Wolfsburg. Mit drei Punkten aus dem Duell mit den Kölner Haien einen Tag vor Silvester im Hinterkopf reist der Tabellenvierte nach Bayern. „In Köln haben wir ein gutes Spiel gemacht“, findet Grizzlys-Manager Charly Fliegauf, der jedoch auch ein Manko sah – „dass wir Köln zurückkommen lassen haben. Da brauchen wir mehr Killerinstinkt und müssen jeden Wechsel konsequent spielen!“

Denn die Vergangenheit zeigt: Der ERC, aktuell auf Platz neun, ist ein ernstzunehmender Gegner. In beiden Duellen der laufenden Saison konnte Wolfsburg noch keine Punkte holen, im Oktober verlor man mit 0:3 in Ingolstadt, Ende November gab’s ein 1:2 in der Eis-Arena. Fliegauf weiß: „Es geht für beide um viel, deshalb erwarte ich ein enges, intensives Spiel.
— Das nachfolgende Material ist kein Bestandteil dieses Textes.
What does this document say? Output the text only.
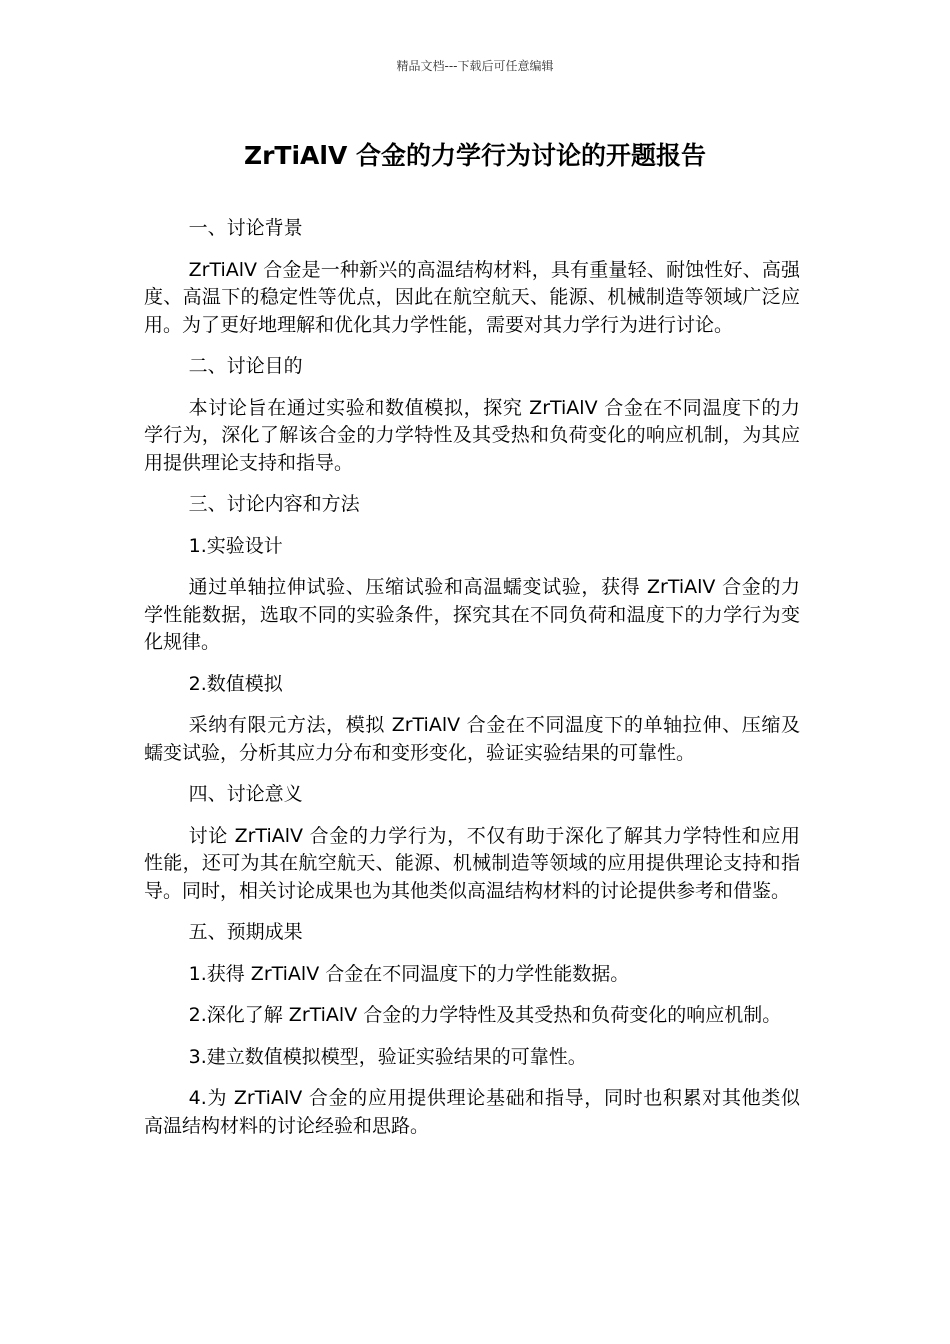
精品文档---下载后可任意编辑
ZrTiAlV 合金的力学行为讨论的开题报告

一、讨论背景

ZrTiAlV 合金是一种新兴的高温结构材料，具有重量轻、耐蚀性好、高强度、高温下的稳定性等优点，因此在航空航天、能源、机械制造等领域广泛应用。为了更好地理解和优化其力学性能，需要对其力学行为进行讨论。

二、讨论目的

本讨论旨在通过实验和数值模拟，探究 ZrTiAlV 合金在不同温度下的力学行为，深化了解该合金的力学特性及其受热和负荷变化的响应机制，为其应用提供理论支持和指导。

三、讨论内容和方法

1.实验设计

通过单轴拉伸试验、压缩试验和高温蠕变试验，获得 ZrTiAlV 合金的力学性能数据，选取不同的实验条件，探究其在不同负荷和温度下的力学行为变化规律。

2.数值模拟

采纳有限元方法，模拟 ZrTiAlV 合金在不同温度下的单轴拉伸、压缩及蠕变试验，分析其应力分布和变形变化，验证实验结果的可靠性。

四、讨论意义

讨论 ZrTiAlV 合金的力学行为，不仅有助于深化了解其力学特性和应用性能，还可为其在航空航天、能源、机械制造等领域的应用提供理论支持和指导。同时，相关讨论成果也为其他类似高温结构材料的讨论提供参考和借鉴。

五、预期成果

1.获得 ZrTiAlV 合金在不同温度下的力学性能数据。

2.深化了解 ZrTiAlV 合金的力学特性及其受热和负荷变化的响应机制。

3.建立数值模拟模型，验证实验结果的可靠性。

4.为 ZrTiAlV 合金的应用提供理论基础和指导，同时也积累对其他类似高温结构材料的讨论经验和思路。
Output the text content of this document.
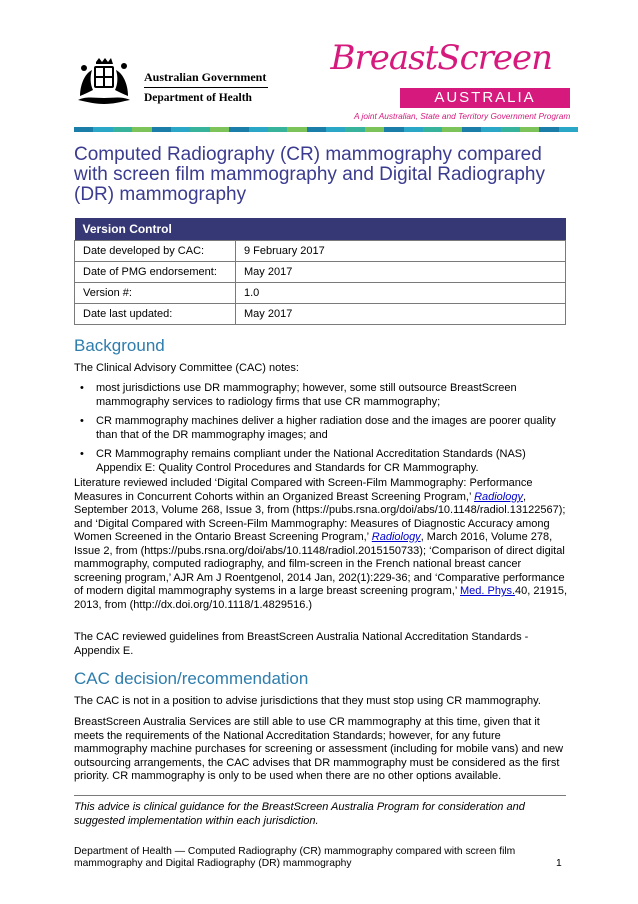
Australian Government
Department of Health
BreastScreen
AUSTRALIA
A joint Australian, State and Territory Government Program
Computed Radiography (CR) mammography compared with screen film mammography and Digital Radiography (DR) mammography
Version Control	
Date developed by CAC:	9 February 2017
Date of PMG endorsement:	May 2017
Version #:	1.0
Date last updated:	May 2017
Background
The Clinical Advisory Committee (CAC) notes:
• most jurisdictions use DR mammography; however, some still outsource BreastScreen mammography services to radiology firms that use CR mammography;
• CR mammography machines deliver a higher radiation dose and the images are poorer quality than that of the DR mammography images; and
• CR Mammography remains compliant under the National Accreditation Standards (NAS) Appendix E: Quality Control Procedures and Standards for CR Mammography.
Literature reviewed included ‘Digital Compared with Screen-Film Mammography: Performance Measures in Concurrent Cohorts within an Organized Breast Screening Program,’ Radiology, September 2013, Volume 268, Issue 3, from (https://pubs.rsna.org/doi/abs/10.1148/radiol.13122567); and ‘Digital Compared with Screen-Film Mammography: Measures of Diagnostic Accuracy among Women Screened in the Ontario Breast Screening Program,’ Radiology, March 2016, Volume 278, Issue 2, from (https://pubs.rsna.org/doi/abs/10.1148/radiol.2015150733); ‘Comparison of direct digital mammography, computed radiography, and film-screen in the French national breast cancer screening program,’ AJR Am J Roentgenol, 2014 Jan, 202(1):229-36; and ‘Comparative performance of modern digital mammography systems in a large breast screening program,’ Med. Phys.40, 21915, 2013, from (http://dx.doi.org/10.1118/1.4829516.)
The CAC reviewed guidelines from BreastScreen Australia National Accreditation Standards - Appendix E.
CAC decision/recommendation
The CAC is not in a position to advise jurisdictions that they must stop using CR mammography.
BreastScreen Australia Services are still able to use CR mammography at this time, given that it meets the requirements of the National Accreditation Standards; however, for any future mammography machine purchases for screening or assessment (including for mobile vans) and new outsourcing arrangements, the CAC advises that DR mammography must be considered as the first priority. CR mammography is only to be used when there are no other options available.
This advice is clinical guidance for the BreastScreen Australia Program for consideration and suggested implementation within each jurisdiction.
Department of Health — Computed Radiography (CR) mammography compared with screen film mammography and Digital Radiography (DR) mammography	1
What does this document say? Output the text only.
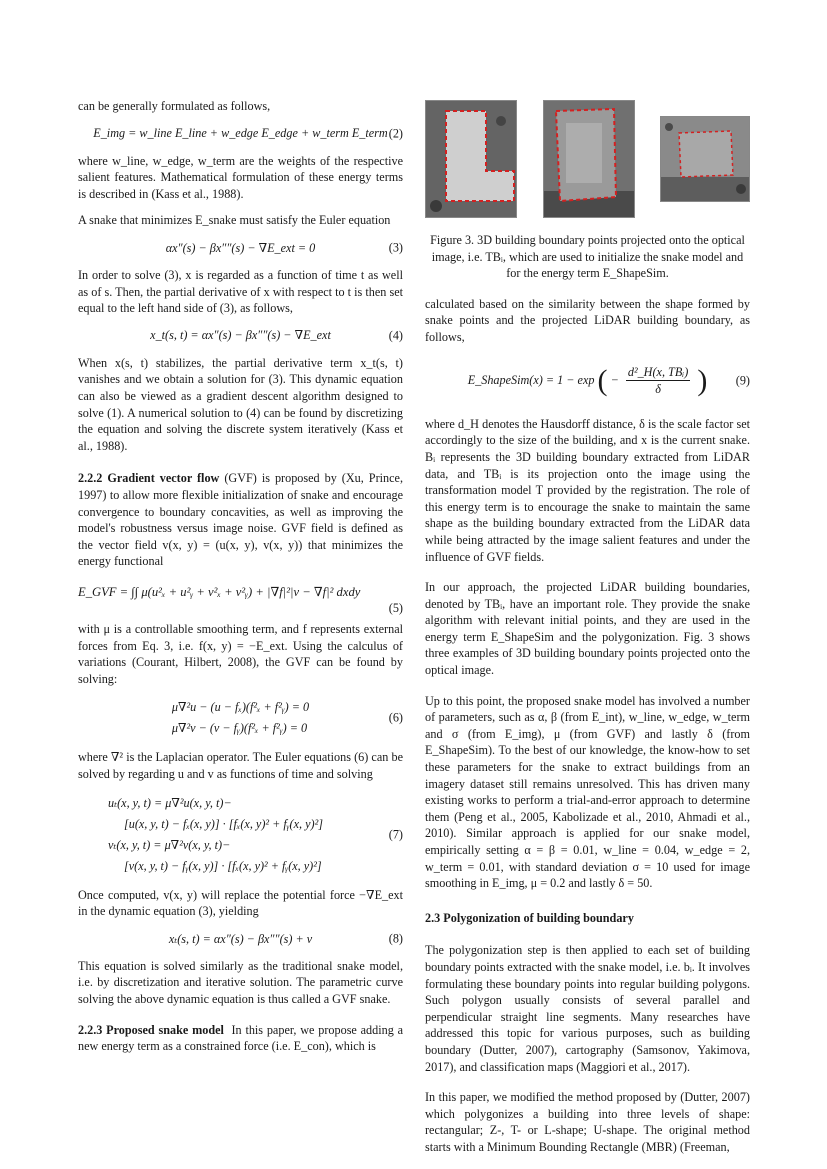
can be generally formulated as follows,

E_img = w_line E_line + w_edge E_edge + w_term E_term (2)

where w_line, w_edge, w_term are the weights of the respective salient features. Mathematical formulation of these energy terms is described in (Kass et al., 1988).

A snake that minimizes E_snake must satisfy the Euler equation

αx″(s) − βx″″(s) − ∇E_ext = 0	(3)

In order to solve (3), x is regarded as a function of time t as well as of s. Then, the partial derivative of x with respect to t is then set equal to the left hand side of (3), as follows,

x_t(s, t) = αx″(s) − βx″″(s) − ∇E_ext	(4)

When x(s, t) stabilizes, the partial derivative term x_t(s, t) vanishes and we obtain a solution for (3). This dynamic equation can also be viewed as a gradient descent algorithm designed to solve (1). A numerical solution to (4) can be found by discretizing the equation and solving the discrete system iteratively (Kass et al., 1988).

2.2.2 Gradient vector flow (GVF) is proposed by (Xu, Prince, 1997) to allow more flexible initialization of snake and encourage convergence to boundary concavities, as well as improving the model's robustness versus image noise. GVF field is defined as the vector field v(x, y) = (u(x, y), v(x, y)) that minimizes the energy functional

E_GVF = ∫∫ μ(u²ₓ + u²ᵧ + v²ₓ + v²ᵧ) + |∇f|²|v − ∇f|² dxdy
(5)

with μ is a controllable smoothing term, and f represents external forces from Eq. 3, i.e. f(x, y) = −E_ext. Using the calculus of variations (Courant, Hilbert, 2008), the GVF can be found by solving:

μ∇²u − (u − fₓ)(f²ₓ + f²ᵧ) = 0
μ∇²v − (v − fᵧ)(f²ₓ + f²ᵧ) = 0
(6)

where ∇² is the Laplacian operator. The Euler equations (6) can be solved by regarding u and v as functions of time and solving

uₜ(x, y, t) = μ∇²u(x, y, t)−
[u(x, y, t) − fₓ(x, y)] · [fₓ(x, y)² + fᵧ(x, y)²]
vₜ(x, y, t) = μ∇²v(x, y, t)−
[v(x, y, t) − fᵧ(x, y)] · [fₓ(x, y)² + fᵧ(x, y)²]
(7)

Once computed, v(x, y) will replace the potential force −∇E_ext in the dynamic equation (3), yielding

xₜ(s, t) = αx″(s) − βx″″(s) + v	(8)

This equation is solved similarly as the traditional snake model, i.e. by discretization and iterative solution. The parametric curve solving the above dynamic equation is thus called a GVF snake.

2.2.3 Proposed snake model In this paper, we propose adding a new energy term as a constrained force (i.e. E_con), which is

Figure 3. 3D building boundary points projected onto the optical image, i.e. TBᵢ, which are used to initialize the snake model and for the energy term E_ShapeSim.

calculated based on the similarity between the shape formed by snake points and the projected LiDAR building boundary, as follows,

E_ShapeSim(x) = 1 − exp ( − $\frac{\text{d²\_H(x, TBᵢ)}}{\delta}$ ) (9)

where d_H denotes the Hausdorff distance, δ is the scale factor set accordingly to the size of the building, and x is the current snake. Bᵢ represents the 3D building boundary extracted from LiDAR data, and TBᵢ is its projection onto the image using the transformation model T provided by the registration. The role of this energy term is to encourage the snake to maintain the same shape as the building boundary extracted from the LiDAR data while being attracted by the image salient features and under the influence of GVF fields.

In our approach, the projected LiDAR building boundaries, denoted by TBᵢ, have an important role. They provide the snake algorithm with relevant initial points, and they are used in the energy term E_ShapeSim and the polygonization. Fig. 3 shows three examples of 3D building boundary points projected onto the optical image.

Up to this point, the proposed snake model has involved a number of parameters, such as α, β (from E_int), w_line, w_edge, w_term and σ (from E_img), μ (from GVF) and lastly δ (from E_ShapeSim). To the best of our knowledge, the know-how to set these parameters for the snake to extract buildings from an imagery dataset still remains unresolved. This has driven many existing works to perform a trial-and-error approach to determine them (Peng et al., 2005, Kabolizade et al., 2010, Ahmadi et al., 2010). Similar approach is applied for our snake model, empirically setting α = β = 0.01, w_line = 0.04, w_edge = 2, w_term = 0.01, with standard deviation σ = 10 used for image smoothing in E_img, μ = 0.2 and lastly δ = 50.

2.3 Polygonization of building boundary

The polygonization step is then applied to each set of building boundary points extracted with the snake model, i.e. bᵢ. It involves formulating these boundary points into regular building polygons. Such polygon usually consists of several parallel and perpendicular straight line segments. Many researches have addressed this topic for various purposes, such as building boundary (Dutter, 2007), cartography (Samsonov, Yakimova, 2017), and classification maps (Maggiori et al., 2017).

In this paper, we modified the method proposed by (Dutter, 2007) which polygonizes a building into three levels of shape: rectangular; Z-, T- or L-shape; U-shape. The original method starts with a Minimum Bounding Rectangle (MBR) (Freeman,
Der ERC wird mit aller Macht versuchen wollen, nach vorn zu kommen.“

Zumal Ingolstadt in seinen jüngsten vier Partien stets punktete und dabei nur einmal nach Verlängerung verlor, noch dazu dürfte durch personelle Veränderungen (siehe Randtext) frischer Wind durch die Gemäuer der Saturn-Arena wehen. Aber: „In Ingolstadt haben wir eigentlich immer gut gespielt, bis auf das Spiel im Oktober“, so Fliegauf. „Wir dürfen uns derweil nicht auf Platz vier ausruhen, denn es geht für alle um etwas.“

Mit noch 15 verbleibenden Partien haben die Grizzlys mit Platz vier – hinter den enteilten Top Drei – eine gute Ausgangsposition. Fliegauf schaut jedoch nicht nur auf die Tabelle: „Ob es letztlich Platz vier, fünf oder sechs wird, ist nicht entscheidend. Wichtig ist, dass wir unser Spiel konstant weiter durchziehen.“ Mit etwas mehr Killerinstinkt als zuletzt.